EU-Tunisia relations: heritage and perspectivesOctober 29, 2014
Hat: Which perspectives for EU-Tunisia relations ?
Funding Scheme: 2014-10-29
A Pioneer country of the 2011 Arab revolutions, Tunisia is an essential actor of the European Union Mediterranean neighbourhood.
These recent events stress the seniority of relations between Tunisia and the EU, which date back to 1969 with the signing of a trade agreement. More recently, Tunisia was a pioneer of the Euro-Mediterranean partnership, having signed in 1995 an association agreement with the EU, containing among others the important goal of establishing a free trade area with the EU. Finally, an Action Plan neighborhood, developed in 2005, has established strategic objectives for this cooperation.
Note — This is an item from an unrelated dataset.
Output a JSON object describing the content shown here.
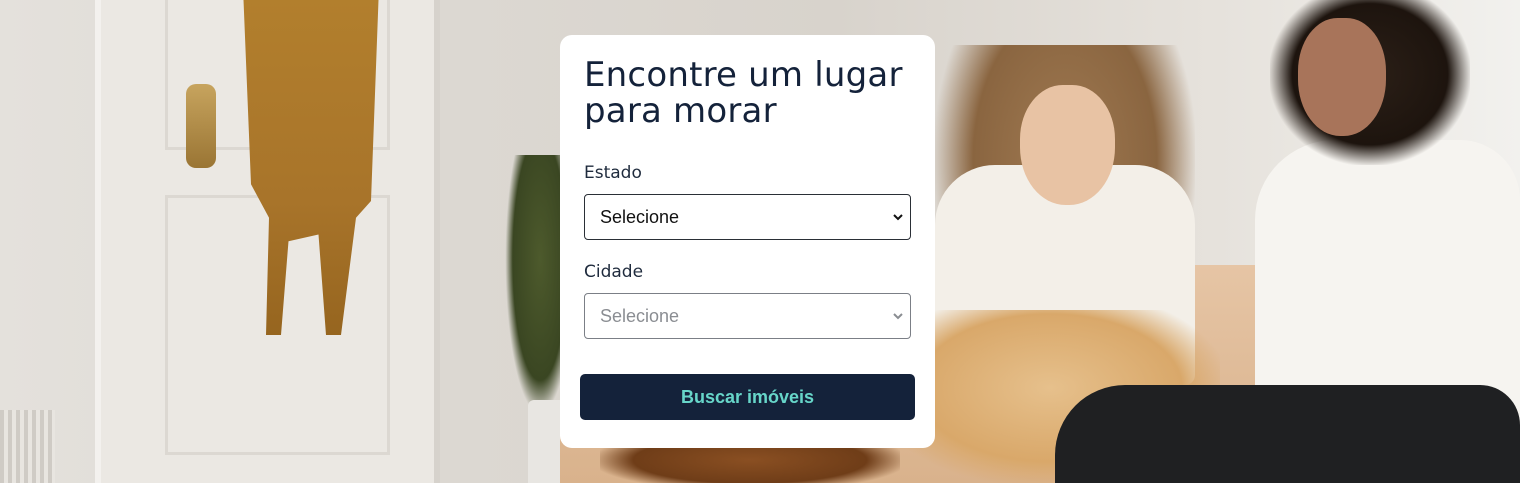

A new action plan is being developed.
Currently, relations between the EU and Tunisia are governed by the 1995 Association agreement Tunisia was the first country in the Southern Mediterranean to sign an Association Agreement with Europe in 1995 agreement. This Agreement, which entered into force on 1 March 1998, forms the legal basis and legal framework of bilateral cooperation. It also takes part in the process of Euro-Mediterranean regional partnership of Barcelona, to which Tunisia is a full participant since 2005, and in the new Union for the Mediterranean (UfM).
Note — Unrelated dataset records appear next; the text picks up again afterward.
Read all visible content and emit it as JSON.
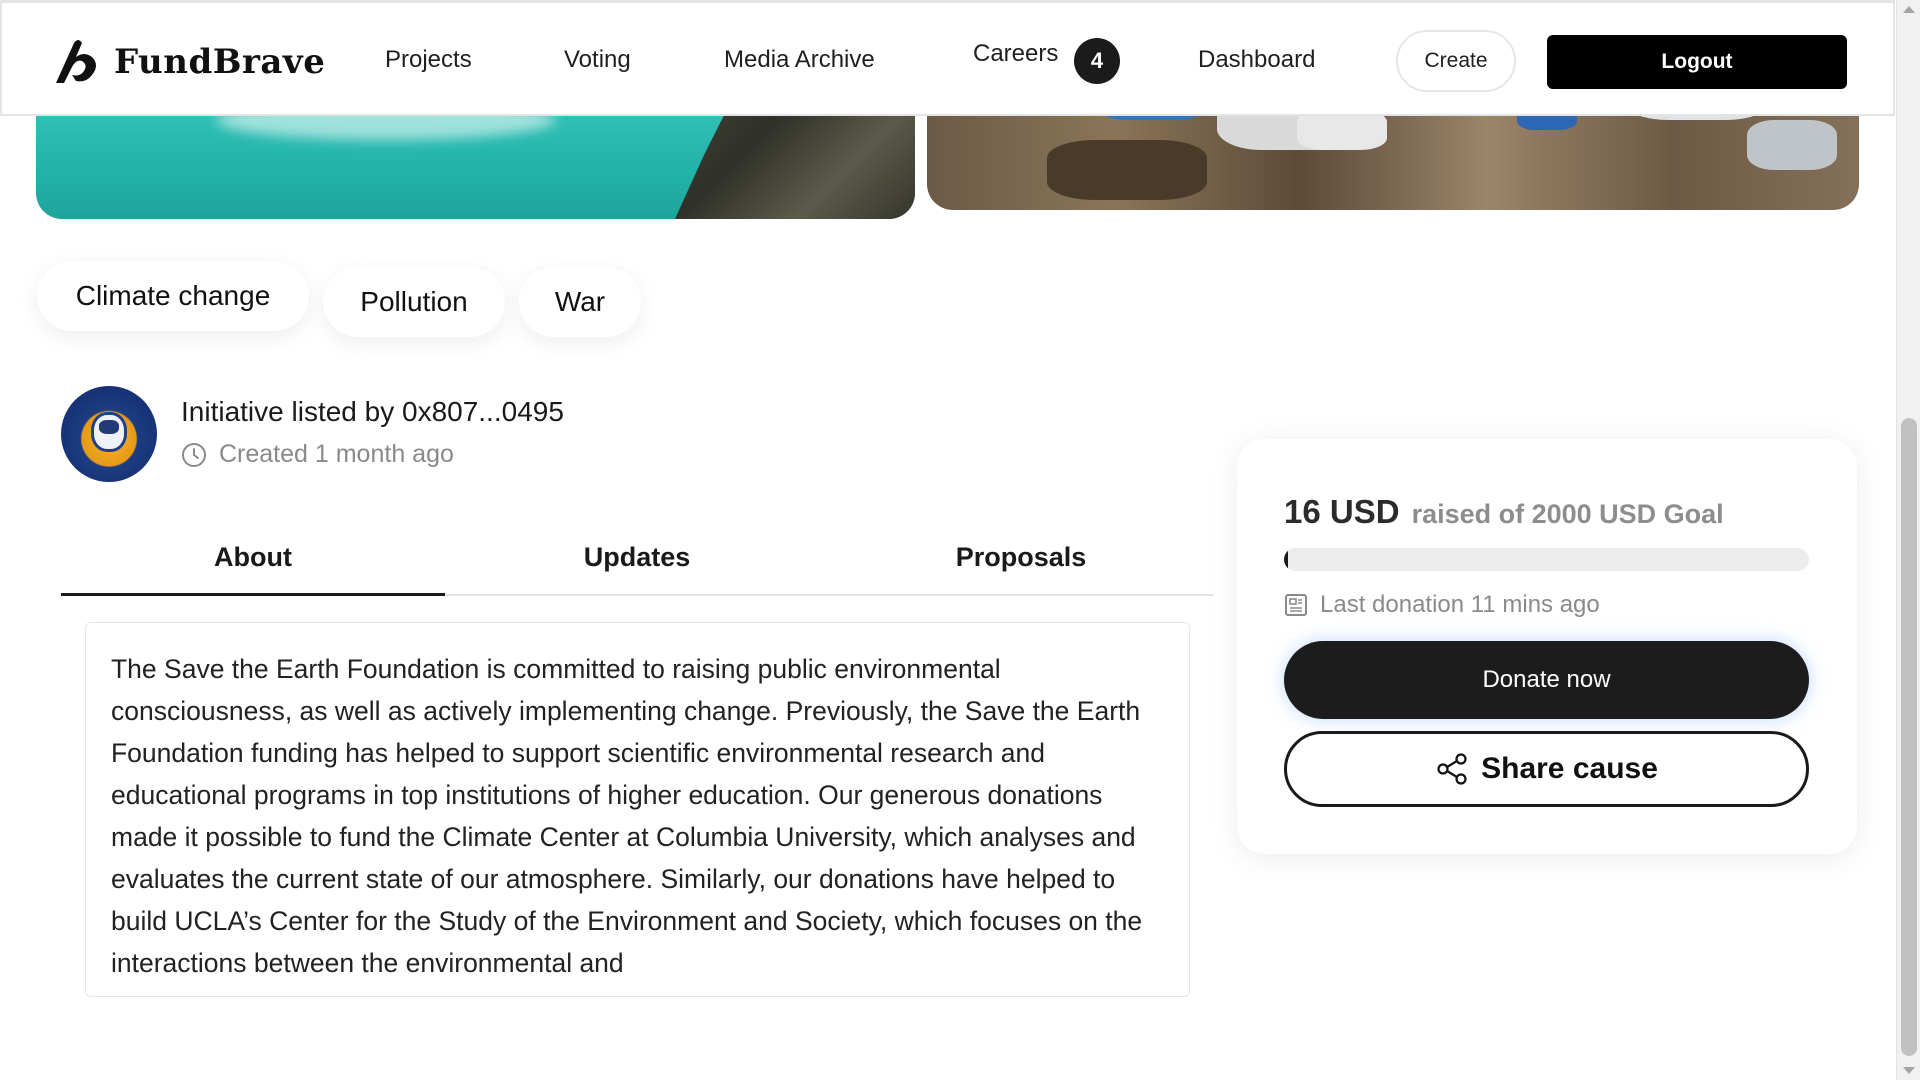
{
  "header": {
    "brand": "FundBrave",
    "nav": [
      {
        "label": "Projects"
      },
      {
        "label": "Voting"
      },
      {
        "label": "Media Archive"
      },
      {
        "label": "Careers",
        "badge": "4"
      },
      {
        "label": "Dashboard"
      }
    ],
    "create_label": "Create",
    "logout_label": "Logout"
  },
  "tags": [
    "Climate change",
    "Pollution",
    "War"
  ],
  "listing": {
    "listed_by": "Initiative listed by 0x807...0495",
    "created": "Created 1 month ago"
  },
  "tabs": [
    {
      "label": "About",
      "active": true
    },
    {
      "label": "Updates",
      "active": false
    },
    {
      "label": "Proposals",
      "active": false
    }
  ],
  "about": {
    "text": "The Save the Earth Foundation is committed to raising public environmental consciousness, as well as actively implementing change. Previously, the Save the Earth Foundation funding has helped to support scientific environmental research and educational programs in top institutions of higher education. Our generous donations made it possible to fund the Climate Center at Columbia University, which analyses and evaluates the current state of our atmosphere. Similarly, our donations have helped to build UCLA’s Center for the Study of the Environment and Society, which focuses on the interactions between the environmental and"
  },
  "donation": {
    "raised": "16 USD",
    "goal_text": "raised of 2000 USD Goal",
    "progress_fraction": 0.008,
    "last_donation": "Last donation 11 mins ago",
    "donate_label": "Donate now",
    "share_label": "Share cause"
  },
  "colors": {
    "primary": "#000000",
    "muted_text": "#8a8a8a",
    "progress_track": "#ececec"
  },
  "icons": [
    "fundbrave-logo-icon",
    "clock-icon",
    "receipt-icon",
    "share-icon"
  ]
}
On the economic front, the EU is the first partner of Tunisia in terms of trade with in 2012, 71.3% of exports and 62.4% of imports. It is also the largest investor with about 90% of total foreign ownership in companies, present in Tunisia.
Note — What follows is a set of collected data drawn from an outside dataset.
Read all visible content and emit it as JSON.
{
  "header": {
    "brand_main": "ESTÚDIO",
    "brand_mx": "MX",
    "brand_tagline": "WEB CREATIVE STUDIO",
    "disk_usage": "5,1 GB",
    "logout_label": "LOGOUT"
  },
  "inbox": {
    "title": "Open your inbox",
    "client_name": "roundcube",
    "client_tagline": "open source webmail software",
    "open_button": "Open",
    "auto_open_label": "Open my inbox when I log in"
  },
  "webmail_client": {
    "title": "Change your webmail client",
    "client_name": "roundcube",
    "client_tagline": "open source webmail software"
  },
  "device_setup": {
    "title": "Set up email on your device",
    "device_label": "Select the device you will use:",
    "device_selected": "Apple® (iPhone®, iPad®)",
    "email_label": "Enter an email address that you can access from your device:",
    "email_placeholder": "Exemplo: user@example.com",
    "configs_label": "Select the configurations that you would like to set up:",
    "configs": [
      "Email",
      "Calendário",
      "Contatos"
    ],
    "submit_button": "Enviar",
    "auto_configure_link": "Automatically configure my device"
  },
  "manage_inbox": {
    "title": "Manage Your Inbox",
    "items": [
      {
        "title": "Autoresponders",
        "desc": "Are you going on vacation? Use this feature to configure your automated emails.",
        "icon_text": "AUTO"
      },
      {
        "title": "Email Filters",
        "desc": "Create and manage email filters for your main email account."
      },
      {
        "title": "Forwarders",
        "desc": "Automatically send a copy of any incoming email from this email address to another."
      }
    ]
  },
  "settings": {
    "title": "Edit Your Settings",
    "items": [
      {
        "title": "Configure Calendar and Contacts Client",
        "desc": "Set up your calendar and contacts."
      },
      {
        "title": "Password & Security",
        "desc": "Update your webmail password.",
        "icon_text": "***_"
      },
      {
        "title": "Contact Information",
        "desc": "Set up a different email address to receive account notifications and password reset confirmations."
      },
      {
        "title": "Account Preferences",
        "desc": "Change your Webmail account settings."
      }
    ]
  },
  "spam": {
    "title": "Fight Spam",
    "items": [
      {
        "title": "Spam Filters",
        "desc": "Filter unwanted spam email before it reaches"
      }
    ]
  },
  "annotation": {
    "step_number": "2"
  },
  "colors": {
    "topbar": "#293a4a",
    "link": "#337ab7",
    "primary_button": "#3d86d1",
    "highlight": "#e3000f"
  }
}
Since the revolution, the cooperation has been greatly strengthened in several key areas. Today, the European Union supports Tunisia in the areas of regional and local development, economy and trade, human rights and the rule of law, education, training and employment, energy and the environment, and agriculture.
Areas of EU intervention in Tunisia have increased since 2011 and include:
– Strengthening of civil society and human rights
– Consolidation of the rule of law and justice
– Regional and local development
– Competitiveness of businesses and services
– Administrative reform and economic reform
– Development of human resources and employment
In the present context of political transition, the EU is strongly committed to democracy and the rule of law in Tunisia. This was shown by the presence of an election observation mission of the EU in the Tunisian elections which were deemed “credible and transparent” by the observers. In this regard Tunisia as stands an example both ancient and rich in future perspectives of the European Union policies towards third countries.